OWGL Board Members Provide Comments at DEQ Town Halls on Cap & Reduce
OWGL Officers and Board Members provided comments at three town halls this month regarding the proposed DEQ Cap & Reduce focused on requests to:
• Reward Proactive Investments by Farmers and ranchers.
• Protect Wheat Markets and mitigate impacts to consumers and farm families.
• Protect low-income and/or rural residents who often drive longer distances for critical services.
• Ensure farmers and foresters have a seat at the table on the Rulemaking Advisory Committee.
Morrow County President, Erin Heideman, shared her story at this week's townhall.
My name is Erin Heideman, I am a fifth-generation farmer. My husband and I farm around five thousand acres of wheat per year. All of our crop is shipped to the pacific rim via the Columbia River and the Port of Portland.
As Wheat farmers we operate on thin profit margins. Increases to farm inputs, coupled with higher transportation costs to ship wheat to markets could put my families farms out of business. The DEQ should do everything possible to mitigate impacts to farm families like mine. My goal is to pass our farm to one of my three sons and this tax could increase our costs by nearly 15,000 per year.
Secondly, I live 57 miles to a grocery store. If I want to go to Costco, it is 120 miles each way. This includes any major medical access my family and I have. Yes, this is choice for our family, but as this proposal is written, I am being punished for being a farmer and choosing to feed a global nation as generations of our families have. I lobbied at the state capitol building this past February and expressed my concern to a state senator from Portland about this exact topic and his solution to me was to buy a hybrid SUV.
Six years ago, we invested over a quarter million dollars to purchase a no-till seed drill, which would enable us to make fewer passes over our fields and help prevent soil erosion on our farmland.
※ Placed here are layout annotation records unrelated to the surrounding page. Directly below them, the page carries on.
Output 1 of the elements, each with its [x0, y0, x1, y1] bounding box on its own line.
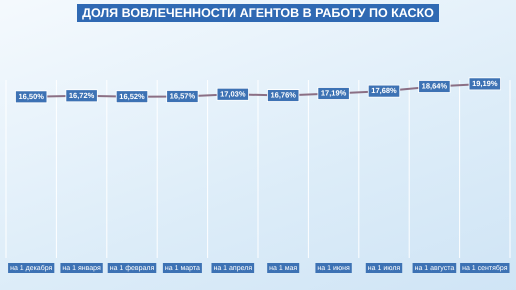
chart-title: ДОЛЯ ВОВЛЕЧЕННОСТИ АГЕНТОВ В РАБОТУ ПО КАСКО: [77, 4, 439, 22]
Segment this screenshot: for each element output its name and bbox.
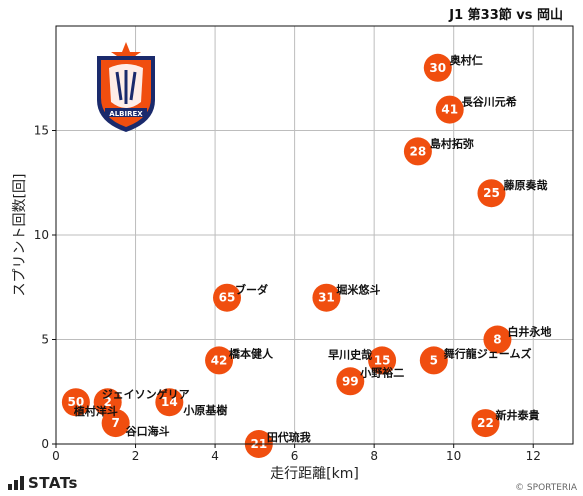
data-point xyxy=(312,283,341,312)
point-number: 22 xyxy=(477,416,494,430)
svg-text:ALBIREX: ALBIREX xyxy=(109,110,143,118)
y-tick-label: 5 xyxy=(41,333,49,347)
player-name-label: 島村拓弥 xyxy=(430,136,474,150)
player-name-label: 新井泰貴 xyxy=(496,408,540,422)
data-point xyxy=(471,409,500,438)
y-tick-label: 15 xyxy=(34,124,49,138)
player-name-label: 藤原奏哉 xyxy=(503,178,547,192)
point-number: 25 xyxy=(483,186,500,200)
data-point xyxy=(368,346,397,375)
data-point xyxy=(155,388,184,417)
copyright: © SPORTERIA xyxy=(515,483,577,493)
player-name-label: 小原基樹 xyxy=(182,403,227,417)
stats-bars-icon xyxy=(8,476,24,490)
y-tick-label: 0 xyxy=(41,437,49,451)
chart-title: J1 第33節 vs 岡山 xyxy=(448,7,563,23)
data-point xyxy=(213,283,242,312)
data-point xyxy=(336,367,365,396)
data-point xyxy=(101,409,130,438)
data-point xyxy=(423,53,452,82)
player-name-label: 奥村仁 xyxy=(449,53,483,67)
point-number: 31 xyxy=(318,291,335,305)
data-point xyxy=(419,346,448,375)
point-number: 15 xyxy=(374,353,391,367)
player-name-label: 白井永地 xyxy=(507,325,551,339)
y-axis-label: スプリント回数[回] xyxy=(12,174,28,297)
point-number: 5 xyxy=(430,353,438,367)
point-number: 8 xyxy=(493,333,501,347)
player-name-label: 田代琉我 xyxy=(267,430,311,444)
y-tick-label: 10 xyxy=(34,228,49,242)
data-point xyxy=(435,95,464,124)
point-number: 30 xyxy=(429,61,446,75)
player-name-label: 橋本健人 xyxy=(229,346,274,360)
point-number: 50 xyxy=(68,395,85,409)
player-name-label: 堀米悠斗 xyxy=(336,283,380,297)
x-tick-label: 4 xyxy=(211,449,219,463)
data-point xyxy=(483,325,512,354)
point-number: 42 xyxy=(211,353,228,367)
x-tick-label: 6 xyxy=(291,449,299,463)
albirex-niigata-crest-icon: ALBIREX xyxy=(97,42,155,132)
point-number: 99 xyxy=(342,374,359,388)
point-number: 65 xyxy=(219,291,236,305)
player-name-label: 長谷川元希 xyxy=(462,95,517,109)
point-number: 41 xyxy=(441,103,458,117)
x-axis-label: 走行距離[km] xyxy=(270,465,359,482)
stats-brand: STATs xyxy=(8,474,78,492)
data-point xyxy=(477,179,506,208)
point-number: 2 xyxy=(104,395,112,409)
data-point xyxy=(403,137,432,166)
player-name-label: ジェイソンゲリア xyxy=(102,387,190,401)
player-name-label: 小野裕二 xyxy=(359,365,404,379)
player-name-label: ブーダ xyxy=(235,283,268,297)
x-tick-label: 8 xyxy=(370,449,378,463)
point-number: 14 xyxy=(161,395,178,409)
player-name-label: 植村洋斗 xyxy=(73,404,118,418)
player-name-label: 谷口海斗 xyxy=(126,424,170,438)
data-point xyxy=(61,388,90,417)
data-point xyxy=(205,346,234,375)
point-number: 7 xyxy=(111,416,119,430)
x-tick-label: 0 xyxy=(52,449,60,463)
stats-label: STATs xyxy=(28,474,78,492)
player-name-label: 早川史哉 xyxy=(328,347,372,361)
x-tick-label: 10 xyxy=(446,449,461,463)
axis-ticks: 0 2 4 6 8 10 12 0 5 10 15 xyxy=(34,124,541,464)
point-number: 28 xyxy=(410,144,427,158)
x-tick-label: 2 xyxy=(132,449,140,463)
player-name-label: 舞行龍ジェームズ xyxy=(444,346,532,360)
x-tick-label: 12 xyxy=(526,449,541,463)
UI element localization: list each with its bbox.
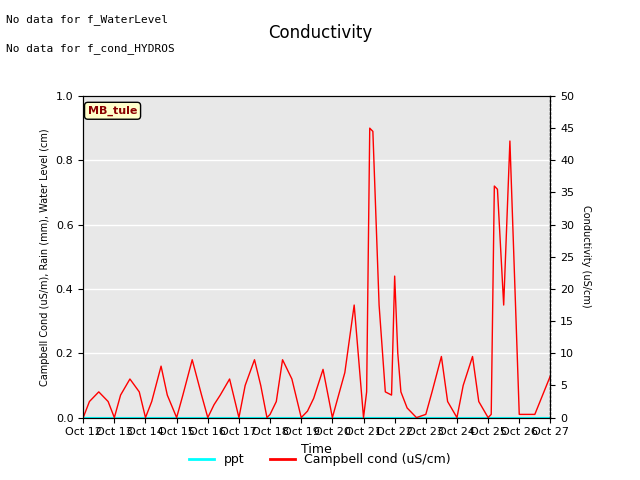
Y-axis label: Campbell Cond (uS/m), Rain (mm), Water Level (cm): Campbell Cond (uS/m), Rain (mm), Water L… <box>40 128 50 385</box>
Y-axis label: Conductivity (uS/cm): Conductivity (uS/cm) <box>581 205 591 308</box>
X-axis label: Time: Time <box>301 443 332 456</box>
Text: Conductivity: Conductivity <box>268 24 372 42</box>
Legend: ppt, Campbell cond (uS/cm): ppt, Campbell cond (uS/cm) <box>184 448 456 471</box>
Text: No data for f_cond_HYDROS: No data for f_cond_HYDROS <box>6 43 175 54</box>
Text: No data for f_WaterLevel: No data for f_WaterLevel <box>6 14 168 25</box>
Text: MB_tule: MB_tule <box>88 106 137 116</box>
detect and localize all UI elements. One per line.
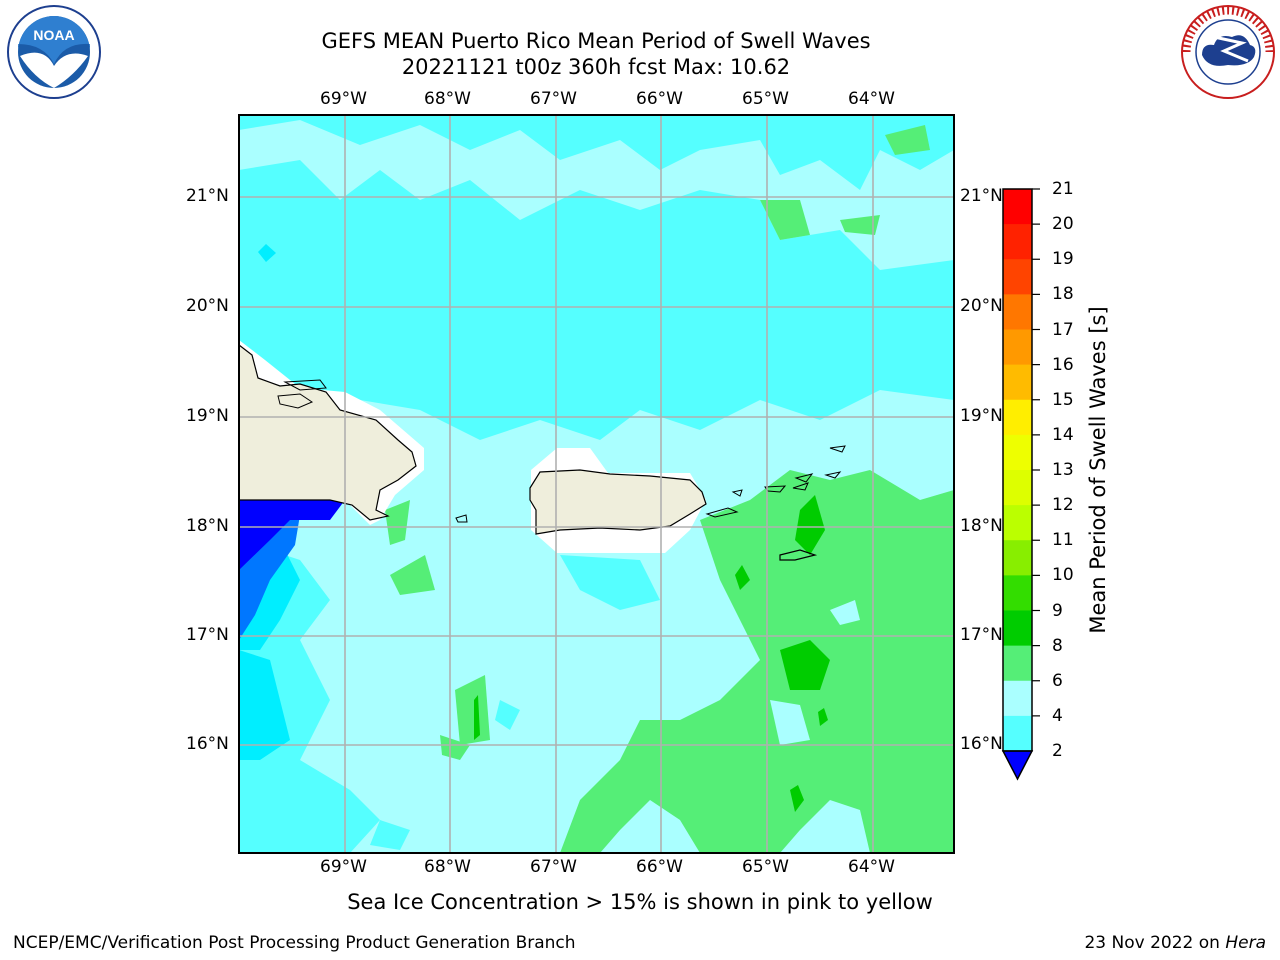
colorbar-segment <box>1003 259 1032 295</box>
colorbar-tick-label: 15 <box>1052 389 1074 410</box>
lat-label-right: 16°N <box>960 734 1002 754</box>
colorbar-tick-label: 16 <box>1052 354 1074 375</box>
map-frame <box>238 114 955 854</box>
footer-credit: NCEP/EMC/Verification Post Processing Pr… <box>13 933 576 953</box>
colorbar-segment <box>1003 224 1032 260</box>
colorbar-segment <box>1003 189 1032 225</box>
colorbar-tick-label: 9 <box>1052 600 1063 621</box>
colorbar-tick-label: 14 <box>1052 424 1074 445</box>
lat-label-left: 18°N <box>186 516 229 536</box>
colorbar-tick-label: 12 <box>1052 495 1074 516</box>
graticule <box>239 115 954 853</box>
lon-label-top: 66°W <box>636 89 683 109</box>
lon-label-top: 69°W <box>320 89 367 109</box>
colorbar-segment <box>1003 645 1032 682</box>
colorbar-segment <box>1003 399 1032 436</box>
lat-label-left: 21°N <box>186 186 229 206</box>
lon-label-bottom: 64°W <box>848 857 895 877</box>
colorbar-title: Mean Period of Swell Waves [s] <box>1086 306 1110 634</box>
lon-label-top: 65°W <box>742 89 789 109</box>
colorbar-segment <box>1003 294 1032 330</box>
lat-label-right: 20°N <box>960 296 1002 316</box>
noaa-logo: NOAA <box>7 5 101 99</box>
map-title: GEFS MEAN Puerto Rico Mean Period of Swe… <box>321 29 871 53</box>
lat-label-right: 18°N <box>960 516 1002 536</box>
colorbar-tick-label: 19 <box>1052 249 1074 270</box>
colorbar-tick-label: 20 <box>1052 214 1074 235</box>
sea-ice-note: Sea Ice Concentration > 15% is shown in … <box>347 890 933 914</box>
colorbar-segment <box>1003 505 1032 541</box>
svg-text:NOAA: NOAA <box>33 27 74 43</box>
colorbar-tick-label: 18 <box>1052 284 1074 305</box>
lat-label-left: 16°N <box>186 734 229 754</box>
colorbar-segment <box>1003 470 1032 506</box>
colorbar-segment <box>1003 680 1032 717</box>
colorbar-segment <box>1003 434 1032 471</box>
lat-label-right: 21°N <box>960 186 1002 206</box>
lat-label-left: 20°N <box>186 296 229 316</box>
lon-label-top: 67°W <box>530 89 577 109</box>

This also comes with GPS and precision ag technology that prevents us from overlapping any bit of ground we have already gone over thus requiring fewer tractor hours and inputs. We have reduced our fuel bill by 30% over this amount of time as a result of this investment, that we are still paying for. As stewards of the land, we know the importance of making improvements to farming practices and as a mom, I am working my tail off for the opportunity for my boys to farm if they choose. A consideration DEQ must make is how I will be rewarded for being proactive and innovative before being mandated to do so.
My grandfather once said, we are caretakers and guardians of this land for a short time, we must preserve it and pass it on to the next generation in a better state. I do not want to harm that, in which provides for me and my family. However, to be penalized for my choice of residency and occupation is unfair. As a farmer, I would like to have a seat at this table and invite any of you to join me for a day in the field. The structure of the rules advisory committee does not prioritize voices from production ag presently and I am asking for that opportunity. It is critical that there be a voice for agriculture at the table.